The two hour film is spent with Duryea waiting for a call from his wife. His telephone is being turned off, however, so he spends twenty-four hours trying to raise $53.00 to pay his phone bill. Along the way, Duryea meets up with an orphan boy named Bobby (Gordon Gebert) who tries to help any way that he can.
I'm not going to put up a blow-by-blow synopsis, so if you're interested in that you can find it by CLICKING HERE. (This will open a window to the TCM site.)
Dan Duryea plays a very sorry character in this film and proves his dramatic acting ability. Little Gordon Gebert is fabulous! It's hard to know which character to watch, since both actors played their parts so well.

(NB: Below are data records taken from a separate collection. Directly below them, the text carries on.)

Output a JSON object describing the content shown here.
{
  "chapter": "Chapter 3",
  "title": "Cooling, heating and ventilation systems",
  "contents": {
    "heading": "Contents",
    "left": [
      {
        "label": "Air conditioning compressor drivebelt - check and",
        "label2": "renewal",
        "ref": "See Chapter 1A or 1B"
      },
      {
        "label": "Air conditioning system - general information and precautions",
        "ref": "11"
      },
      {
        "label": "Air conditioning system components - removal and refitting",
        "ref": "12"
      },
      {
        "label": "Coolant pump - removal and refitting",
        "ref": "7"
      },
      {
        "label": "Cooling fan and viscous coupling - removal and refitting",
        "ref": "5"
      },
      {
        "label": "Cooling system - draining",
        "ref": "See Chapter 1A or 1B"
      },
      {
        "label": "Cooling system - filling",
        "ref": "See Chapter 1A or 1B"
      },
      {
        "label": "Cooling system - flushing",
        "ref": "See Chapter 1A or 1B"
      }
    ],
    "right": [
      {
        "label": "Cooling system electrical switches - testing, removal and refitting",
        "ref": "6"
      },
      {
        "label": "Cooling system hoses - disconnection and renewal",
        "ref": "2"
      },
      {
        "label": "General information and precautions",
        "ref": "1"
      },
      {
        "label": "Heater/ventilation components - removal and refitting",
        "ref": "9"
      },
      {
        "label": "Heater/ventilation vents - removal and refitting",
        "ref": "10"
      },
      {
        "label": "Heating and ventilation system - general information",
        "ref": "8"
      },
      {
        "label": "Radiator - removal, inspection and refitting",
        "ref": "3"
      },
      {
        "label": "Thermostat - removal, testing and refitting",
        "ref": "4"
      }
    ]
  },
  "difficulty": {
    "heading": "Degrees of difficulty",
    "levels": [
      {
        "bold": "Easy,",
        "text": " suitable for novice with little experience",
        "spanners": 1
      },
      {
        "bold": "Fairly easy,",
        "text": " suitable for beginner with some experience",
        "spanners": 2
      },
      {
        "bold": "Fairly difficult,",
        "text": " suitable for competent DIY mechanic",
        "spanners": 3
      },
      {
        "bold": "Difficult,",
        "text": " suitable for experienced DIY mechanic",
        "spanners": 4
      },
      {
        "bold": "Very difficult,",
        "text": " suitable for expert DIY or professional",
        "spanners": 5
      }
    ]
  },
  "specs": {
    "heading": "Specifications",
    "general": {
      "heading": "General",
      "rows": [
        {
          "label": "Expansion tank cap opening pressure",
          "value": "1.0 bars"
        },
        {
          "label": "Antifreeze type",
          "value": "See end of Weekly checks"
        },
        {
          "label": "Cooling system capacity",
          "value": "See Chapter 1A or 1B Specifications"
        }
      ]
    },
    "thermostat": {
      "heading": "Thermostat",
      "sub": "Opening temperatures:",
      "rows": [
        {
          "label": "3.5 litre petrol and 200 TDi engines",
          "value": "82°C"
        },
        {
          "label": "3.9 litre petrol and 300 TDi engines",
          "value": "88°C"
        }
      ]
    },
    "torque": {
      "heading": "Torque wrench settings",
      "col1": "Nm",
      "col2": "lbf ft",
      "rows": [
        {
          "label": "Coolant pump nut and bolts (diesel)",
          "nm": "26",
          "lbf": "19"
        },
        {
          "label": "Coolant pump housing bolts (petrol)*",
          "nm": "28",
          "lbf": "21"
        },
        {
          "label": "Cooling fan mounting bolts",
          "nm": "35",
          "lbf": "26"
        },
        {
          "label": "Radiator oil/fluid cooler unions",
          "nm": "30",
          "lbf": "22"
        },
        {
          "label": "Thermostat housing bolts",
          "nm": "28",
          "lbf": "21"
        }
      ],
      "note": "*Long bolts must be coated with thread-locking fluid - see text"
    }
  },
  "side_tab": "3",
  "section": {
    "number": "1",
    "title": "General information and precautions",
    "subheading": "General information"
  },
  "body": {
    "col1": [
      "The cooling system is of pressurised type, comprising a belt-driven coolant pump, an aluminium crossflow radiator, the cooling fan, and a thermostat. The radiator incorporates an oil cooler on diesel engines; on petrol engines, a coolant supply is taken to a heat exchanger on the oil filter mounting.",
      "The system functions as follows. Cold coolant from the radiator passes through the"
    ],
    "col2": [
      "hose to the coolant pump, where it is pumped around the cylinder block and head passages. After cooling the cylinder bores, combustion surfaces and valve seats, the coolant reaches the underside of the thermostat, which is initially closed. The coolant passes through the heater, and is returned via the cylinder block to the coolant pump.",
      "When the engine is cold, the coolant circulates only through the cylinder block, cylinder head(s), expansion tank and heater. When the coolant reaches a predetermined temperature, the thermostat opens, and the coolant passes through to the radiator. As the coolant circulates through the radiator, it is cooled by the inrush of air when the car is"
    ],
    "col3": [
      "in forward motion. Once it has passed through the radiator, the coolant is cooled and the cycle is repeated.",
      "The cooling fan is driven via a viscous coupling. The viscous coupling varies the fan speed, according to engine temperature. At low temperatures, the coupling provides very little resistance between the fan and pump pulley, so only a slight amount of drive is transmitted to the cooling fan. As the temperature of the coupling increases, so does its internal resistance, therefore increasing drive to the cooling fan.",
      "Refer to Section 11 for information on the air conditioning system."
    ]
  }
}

My favorite scene is when Bill takes Bobby home after the baseball game and tucks him into bed. It's such a sweet little "speech" explaining that it's wrong to steal --- no matter what the circumstances. This is made even better coming from an actor that spends most of his on-screen appearances as a thief, blackmailer, swindler or worse.
The film is quite sad, but is a marvelous showcase for Dan Duryea's talent. You'll have a lump in your throat when he finally receives the call from his wife --- let alone at the finale on the railroad tracks.
The film was a disappointment at the box office and actually failed to make enough money to recoup costs. The role turned out to be Dan Duryea's favorite, though, and here is the reason (in his own words from a 1965 interview):
"I took no salary [for "Chicago Calling"] but just a percentage of any profits. There weren't any, but I have no regrets. The role made my wife cry, and [that] was a tremendous complement from one whose judgement I revere."